Scrutez maintenant, mes bien-aimés, notre temps et nos œuvres. Vous verrez et vous saurez comment et combien s’installent deux tyrannies :
– celle de la platitude de l’indistinction entre individus sommés de se rendre égaux les uns aux autres en quelque domaine, physique, psychique ou spirituel que ce soit,
– et celle de l’isolement narcissique où chacun devient l’esclave de lui-même.

Vous qui êtes enfants de l’église – cette vierge du temple d’Israël à laquelle le Ressuscité se fiance et qu’Il épousera – voyez ces tyrannies et discernez :
– en celle de la platitude, la haine de l’orthodoxie de la foi et de la connaissance de la vérité,
– en celle de l’isolement, de la solitude, de l’abandon, le fruit vénéneux d’un cœur sec et sectaire, la perte anticatholique du cœur fraternel.

Vous comprendrez un peu et admirerez la passion de ce Jésus qui éprouve les douleurs nées de la haine et la croix qui rassemble sous les bras ouverts, depuis les quatre directions, tous les isolés éperdus et déroutés.

Vous pourrez alors prendre votre propre croix et suivre l’Agneau. Cette croix vous épargnera la souffrance et l’abandon de Celui qui est venu pour les expérimenter et les anéantir. Elle restituera en vous le relief de l’orthodoxie, le goût de la connaissance, le goût de Dieu. Elle vous permettra d’aborder avec tous, et avec tout ce qui vient des quatre directions de l’univers, les vrais sujets de l’époque et les mystères du salut qui vient de Dieu, loin de toute métaphysique maladive, loin des supermarchés des consommations matérielles et spirituelles de l’époque.

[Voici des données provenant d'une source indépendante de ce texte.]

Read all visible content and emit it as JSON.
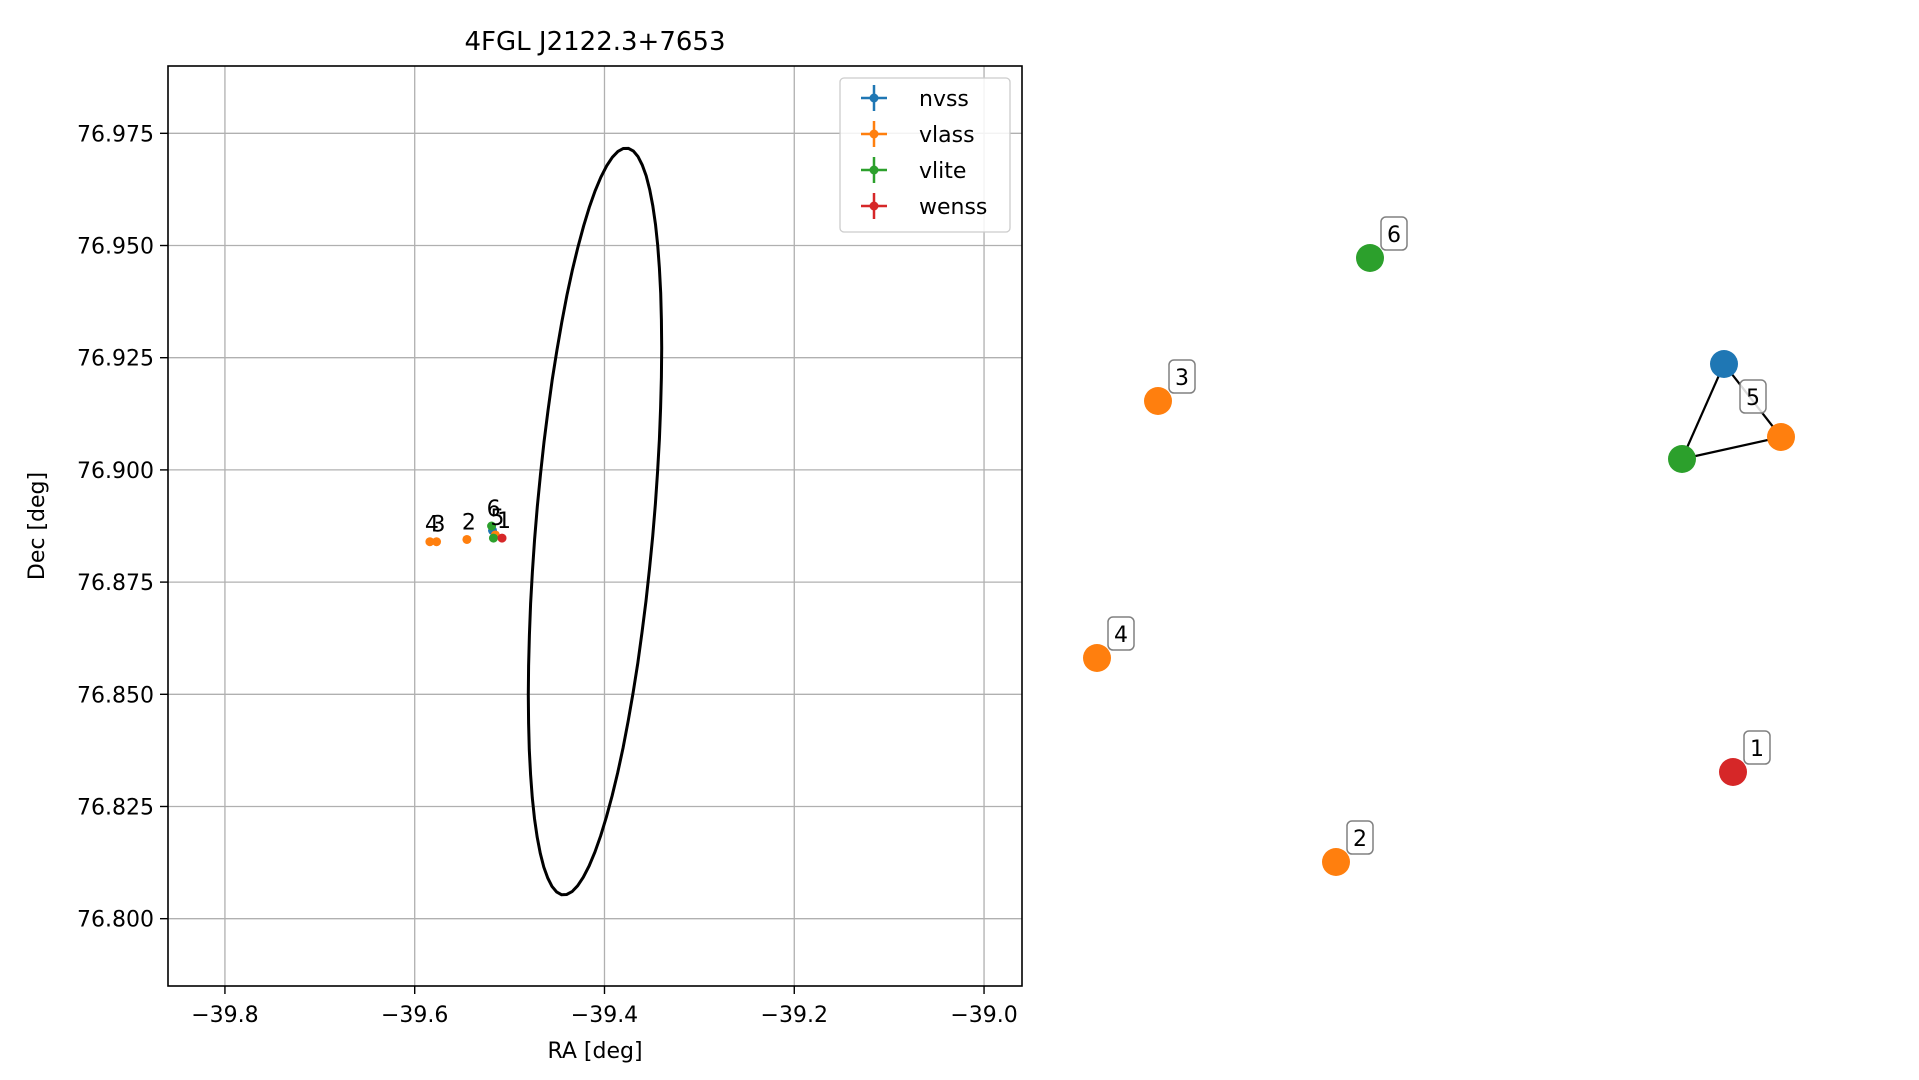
{
  "chart_data": [
    {
      "type": "scatter",
      "title": "4FGL J2122.3+7653",
      "xlabel": "RA [deg]",
      "ylabel": "Dec [deg]",
      "xlim": [
        -39.86,
        -38.96
      ],
      "ylim": [
        76.785,
        76.99
      ],
      "xticks": [
        -39.8,
        -39.6,
        -39.4,
        -39.2,
        -39.0
      ],
      "xtick_labels": [
        "−39.8",
        "−39.6",
        "−39.4",
        "−39.2",
        "−39.0"
      ],
      "yticks": [
        76.8,
        76.825,
        76.85,
        76.875,
        76.9,
        76.925,
        76.95,
        76.975
      ],
      "ytick_labels": [
        "76.800",
        "76.825",
        "76.850",
        "76.875",
        "76.900",
        "76.925",
        "76.950",
        "76.975"
      ],
      "grid": true,
      "legend_position": "top-right",
      "series": [
        {
          "name": "nvss",
          "color": "#1f77b4",
          "points": [
            {
              "x": -39.518,
              "y": 76.8865,
              "label": ""
            }
          ]
        },
        {
          "name": "vlass",
          "color": "#ff7f0e",
          "points": [
            {
              "x": -39.545,
              "y": 76.8845,
              "label": "2"
            },
            {
              "x": -39.577,
              "y": 76.884,
              "label": "3"
            },
            {
              "x": -39.584,
              "y": 76.884,
              "label": "4"
            },
            {
              "x": -39.515,
              "y": 76.8855,
              "label": "5"
            }
          ]
        },
        {
          "name": "vlite",
          "color": "#2ca02c",
          "points": [
            {
              "x": -39.517,
              "y": 76.8848,
              "label": ""
            },
            {
              "x": -39.519,
              "y": 76.8875,
              "label": "6"
            }
          ]
        },
        {
          "name": "wenss",
          "color": "#d62728",
          "points": [
            {
              "x": -39.508,
              "y": 76.8848,
              "label": "1"
            }
          ]
        }
      ],
      "ellipse": {
        "center": [
          -39.41,
          76.8885
        ],
        "semi_major": 0.094,
        "semi_minor": 0.055,
        "angle_deg": 55,
        "color": "#000000"
      }
    },
    {
      "type": "network",
      "nodes": [
        {
          "label": "6",
          "color": "#2ca02c"
        },
        {
          "label": "3",
          "color": "#ff7f0e"
        },
        {
          "label": "",
          "color": "#1f77b4"
        },
        {
          "label": "5",
          "color": "#ff7f0e"
        },
        {
          "label": "",
          "color": "#2ca02c"
        },
        {
          "label": "4",
          "color": "#ff7f0e"
        },
        {
          "label": "1",
          "color": "#d62728"
        },
        {
          "label": "2",
          "color": "#ff7f0e"
        }
      ],
      "edges": [
        [
          2,
          3
        ],
        [
          2,
          4
        ],
        [
          3,
          4
        ]
      ]
    }
  ]
}
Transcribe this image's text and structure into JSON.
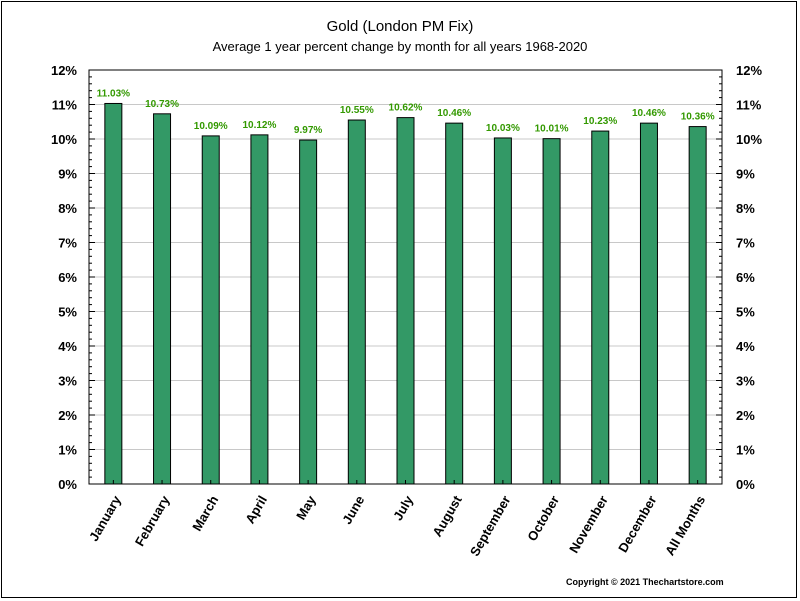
{
  "chart_data": {
    "type": "bar",
    "title": "Gold (London PM Fix)",
    "subtitle": "Average 1 year percent change by month for all years 1968-2020",
    "categories": [
      "January",
      "February",
      "March",
      "April",
      "May",
      "June",
      "July",
      "August",
      "September",
      "October",
      "November",
      "December",
      "All Months"
    ],
    "values": [
      11.03,
      10.73,
      10.09,
      10.12,
      9.97,
      10.55,
      10.62,
      10.46,
      10.03,
      10.01,
      10.23,
      10.46,
      10.36
    ],
    "data_labels": [
      "11.03%",
      "10.73%",
      "10.09%",
      "10.12%",
      "9.97%",
      "10.55%",
      "10.62%",
      "10.46%",
      "10.03%",
      "10.01%",
      "10.23%",
      "10.46%",
      "10.36%"
    ],
    "ylim": [
      0,
      12
    ],
    "yticks": [
      "0%",
      "1%",
      "2%",
      "3%",
      "4%",
      "5%",
      "6%",
      "7%",
      "8%",
      "9%",
      "10%",
      "11%",
      "12%"
    ],
    "xlabel": "",
    "ylabel": "",
    "grid": true,
    "bar_color": "#339966",
    "label_color": "#339900"
  },
  "footer": {
    "copyright": "Copyright © 2021 Thechartstore.com"
  }
}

Vous trouverez, à la vue de la croix, une issue à la perte de la liberté enchaînée par les passions et une espérance à percevoir, à trouver – et même à expérimenter – réunies, la lumière du Christ, les lumières de toutes les sagesses et celle de la nature.
Alors viendra en vous la montée irrépressible du chant de victoire sur la mort.

Christ est ressuscité des morts. Alleluia.

+ Votre bénissant, Monseigneur Germain, évêque de Saint-Denis.